In the last two years there have been domestic airline collapses: Bonza was never the bonanza that its backers hoped for, while local carrier Rex has returned to purely regional services after abandoning its B737 operations. 

Australia is a huge country with relatively small city sizes. This means the power of Qantas and its frequent flyer programme contribute to a market where two’s great and three’s a crowd for airlines. Virgin Australia is the country’s second-most established carrier and, therefore, unlikely to fail.

Oneworld, but different agendas

It might appear odd that Oneworld alliance member Qatar Airways has invested in non-Oneworld Virgin Australia.

But we can also look at this another way: Australia’s Qantas is a Oneworld member but it also has a long-standing relationship with Dubai’s Emirates.

The concept of airline alliances may generally work well, except when a supposed partner maintains a close, long-established relationship with one of your biggest competitors. 

The Emirates-Qantas partnership has been in place for decades, long before Qatar Airways grew into the carrier it is today. This relationship is so strong that Qantas is unlikely to abandon it for a similar deal with Qatar Airways.

The fact that Qatar Airways has codeshare agreements with Virgin Australia, but not with Qantas, highlights the lack of kinship between these competing Oneworld partners.

Qatar Airways has long invested in global airlines but its strategic interest for doing so has not always been obvious. 

For example, one of Qatar’s earliest investments was the purchase of 10 percent of IAG, which became the ultimate owner of British Airways, Iberia and Aer Lingus.

Since the deal in 2015, Qatar’s share in the network has increased to 25 percent, making it one of the largest shareholders in the company. The now-profitable IAG has numerous touchpoints of network connectivity with Qatar Airways, Today the deal makes perfect sense.

In 2016, Qatar Airways acquired a 10 percent share of LATAM, the region’s largest scheduled airline with multiple operations in countries across the continent.

At the time, LATAM was a Oneworld member, which provided the strategic case for Qatar Airways. Since then, LATAM has left Oneworld, but the investment remains in place as does a range of codeshare flights. Again, this deal makes some sense.

In 2017, Qatar Airways splurged $662 million to buy 10 percent of Cathay Pacific and access its extensive Chinese network.

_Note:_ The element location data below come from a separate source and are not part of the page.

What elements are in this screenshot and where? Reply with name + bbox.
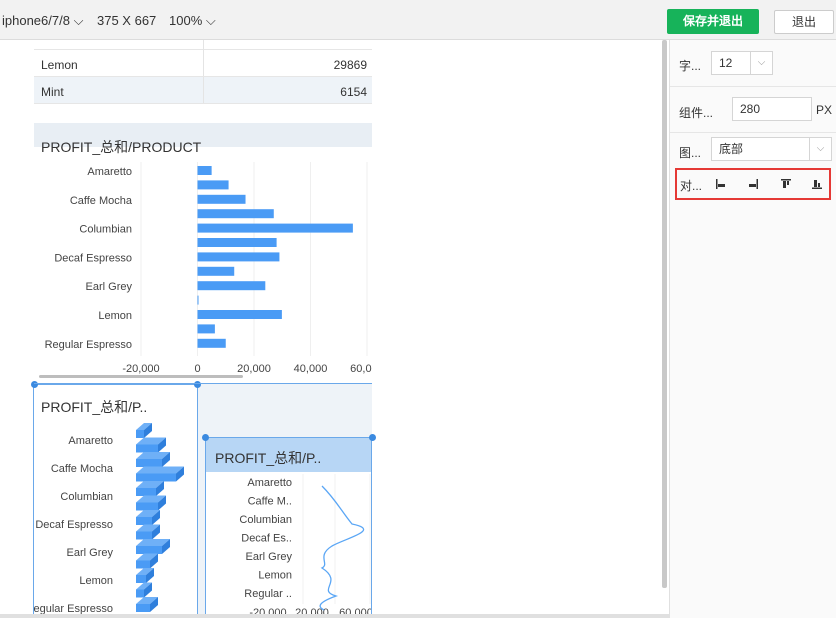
chart1-scrollbar[interactable] bbox=[39, 375, 243, 378]
x-tick-label: 60,000 bbox=[350, 363, 372, 375]
x-tick-label: 40,000 bbox=[294, 363, 328, 375]
bar bbox=[197, 238, 277, 247]
bar bbox=[197, 166, 212, 175]
top-toolbar: iphone6/7/8 ⌵ 375 X 667 100% ⌵ 保存并退出 退出 bbox=[0, 0, 836, 40]
resize-handle[interactable] bbox=[369, 434, 376, 441]
x-tick-label: 20,000 bbox=[237, 363, 271, 375]
resolution-label: 375 X 667 bbox=[97, 13, 157, 28]
bar bbox=[136, 517, 152, 525]
device-select[interactable]: iphone6/7/8 ⌵ bbox=[2, 13, 83, 29]
data-table: Lemon 29869 Mint 6154 bbox=[34, 40, 372, 147]
width-input[interactable]: 280 bbox=[732, 97, 812, 121]
resize-handle[interactable] bbox=[202, 434, 209, 441]
y-tick-label: Caffe M.. bbox=[248, 496, 292, 508]
chart2-title: PROFIT_总和/P.. bbox=[41, 399, 148, 415]
bar bbox=[197, 338, 226, 348]
x-tick-label: -20,000 bbox=[122, 363, 159, 375]
bar bbox=[136, 575, 146, 583]
y-tick-label: Columbian bbox=[239, 514, 292, 526]
exit-button[interactable]: 退出 bbox=[774, 10, 834, 34]
table-row: Lemon 29869 bbox=[34, 50, 372, 77]
y-tick-label: Earl Grey bbox=[67, 547, 114, 559]
bar bbox=[136, 430, 144, 438]
bar bbox=[197, 324, 215, 334]
align-left-icon[interactable] bbox=[715, 178, 727, 190]
y-tick-label: Amaretto bbox=[68, 435, 113, 447]
bar bbox=[136, 502, 158, 511]
bar bbox=[136, 473, 176, 482]
bar bbox=[136, 444, 158, 453]
bar bbox=[136, 546, 162, 554]
bar bbox=[197, 266, 235, 276]
y-tick-label: Earl Grey bbox=[86, 281, 133, 293]
y-tick-label: Regular .. bbox=[244, 588, 292, 600]
bar bbox=[197, 295, 199, 305]
y-tick-label: Regular Espresso bbox=[45, 339, 132, 351]
bar bbox=[197, 194, 246, 204]
bar-chart-profit: -20,000 0 20,000 40,000 60,000 Amaretto Caffe … bbox=[45, 162, 372, 375]
bar-chart-3d: Amaretto Caffe Mocha Columbian Decaf Espres… bbox=[34, 423, 184, 615]
align-label: 对... bbox=[680, 179, 703, 193]
save-exit-button[interactable]: 保存并退出 bbox=[667, 9, 759, 34]
bar bbox=[197, 310, 282, 319]
design-canvas: Lemon 29869 Mint 6154 PROFIT_总和/PRODUCT … bbox=[0, 40, 670, 618]
bar bbox=[197, 223, 353, 233]
legend-label: 图... bbox=[679, 146, 702, 160]
bar bbox=[197, 180, 229, 190]
legend-position-select[interactable]: 底部 ⌵ bbox=[711, 137, 832, 161]
bar-top bbox=[136, 466, 184, 474]
x-tick-label: 0 bbox=[194, 363, 200, 375]
bar bbox=[197, 252, 280, 262]
bar bbox=[136, 531, 152, 540]
align-group: 对... bbox=[675, 168, 831, 200]
bar bbox=[136, 589, 144, 598]
property-panel: 字... 12 ⌵ 组件... 280 PX 图... 底部 ⌵ 对... bbox=[670, 40, 836, 618]
y-tick-label: Lemon bbox=[98, 310, 132, 322]
table-row: Mint 6154 bbox=[34, 77, 372, 104]
y-tick-label: Amaretto bbox=[247, 477, 292, 489]
font-size-select[interactable]: 12 ⌵ bbox=[711, 51, 773, 75]
font-size-label: 字... bbox=[679, 59, 702, 73]
bar bbox=[136, 604, 150, 612]
y-tick-label: Caffe Mocha bbox=[70, 195, 133, 207]
y-tick-label: Columbian bbox=[60, 491, 113, 503]
y-tick-label: Lemon bbox=[258, 570, 292, 582]
bar bbox=[197, 281, 266, 291]
y-tick-label: Decaf Espresso bbox=[35, 519, 113, 531]
width-unit: PX bbox=[816, 103, 833, 117]
canvas-hscroll[interactable] bbox=[0, 614, 669, 618]
y-tick-label: Decaf Es.. bbox=[241, 533, 292, 545]
align-top-icon[interactable] bbox=[780, 178, 792, 190]
zoom-select[interactable]: 100% ⌵ bbox=[169, 13, 216, 29]
bar bbox=[136, 560, 150, 569]
bar bbox=[136, 459, 162, 467]
chart3-title: PROFIT_总和/P.. bbox=[215, 450, 322, 466]
chevron-down-icon: ⌵ bbox=[750, 52, 772, 74]
chart1-title: PROFIT_总和/PRODUCT bbox=[41, 139, 202, 155]
width-label: 组件... bbox=[679, 106, 714, 120]
selection-line bbox=[34, 383, 372, 384]
y-tick-label: Caffe Mocha bbox=[51, 463, 114, 475]
line-chart-profit: Amaretto Caffe M.. Columbian Decaf Es.. Earl… bbox=[239, 474, 371, 618]
y-tick-label: Lemon bbox=[79, 575, 113, 587]
align-right-icon[interactable] bbox=[747, 178, 759, 190]
bar bbox=[197, 209, 274, 219]
align-bottom-icon[interactable] bbox=[811, 178, 823, 190]
y-tick-label: Decaf Espresso bbox=[54, 252, 132, 264]
y-tick-label: Columbian bbox=[79, 224, 132, 236]
chevron-down-icon: ⌵ bbox=[809, 138, 831, 160]
bar bbox=[136, 488, 156, 496]
y-tick-label: Amaretto bbox=[87, 166, 132, 178]
canvas-scrollbar[interactable] bbox=[662, 40, 667, 588]
y-tick-label: Earl Grey bbox=[246, 551, 293, 563]
phone-preview: Lemon 29869 Mint 6154 PROFIT_总和/PRODUCT … bbox=[31, 40, 376, 618]
line-series bbox=[319, 485, 365, 611]
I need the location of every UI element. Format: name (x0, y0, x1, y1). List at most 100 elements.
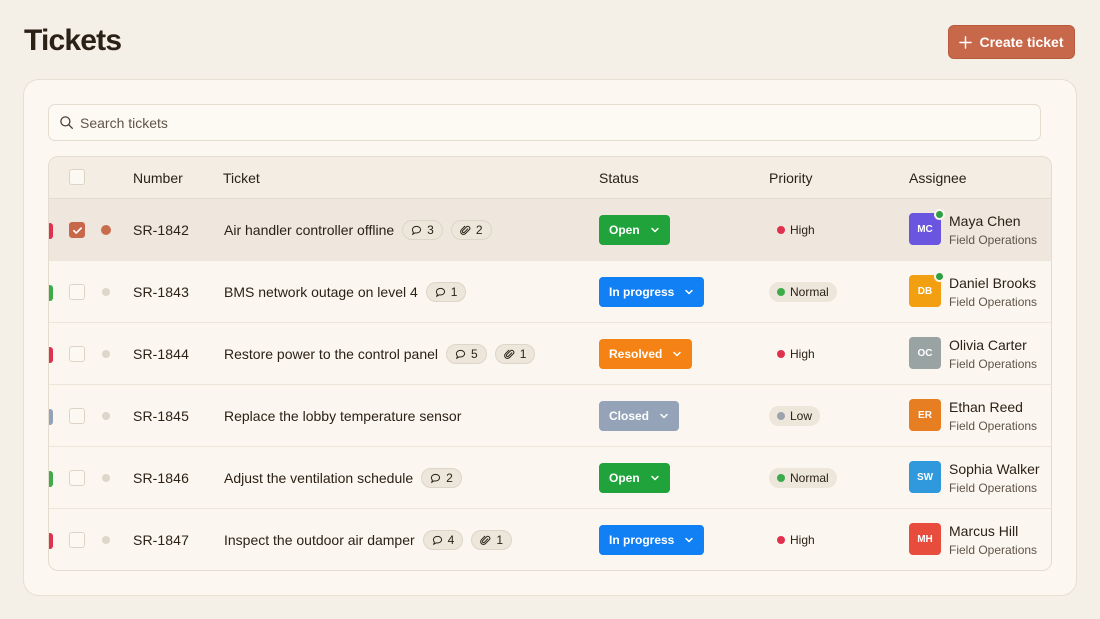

A combination of politics and the pandemic have since set Cathay back, but the Hong Kong-based carrier is finally showing signs of recovery. This deal also looks solid for Qatar Airways.

While Qatar’s investments may be considered risky by the wider investment community, they fulfil several strategic requirements. In truth, the deals have been carefully selected.

IAG and LATAM are unlikely to fail. Similarly, Cathay Pacific is well placed whatever happens in China, while Virgin Australia protects Qatar Airways’ widest interest in that market.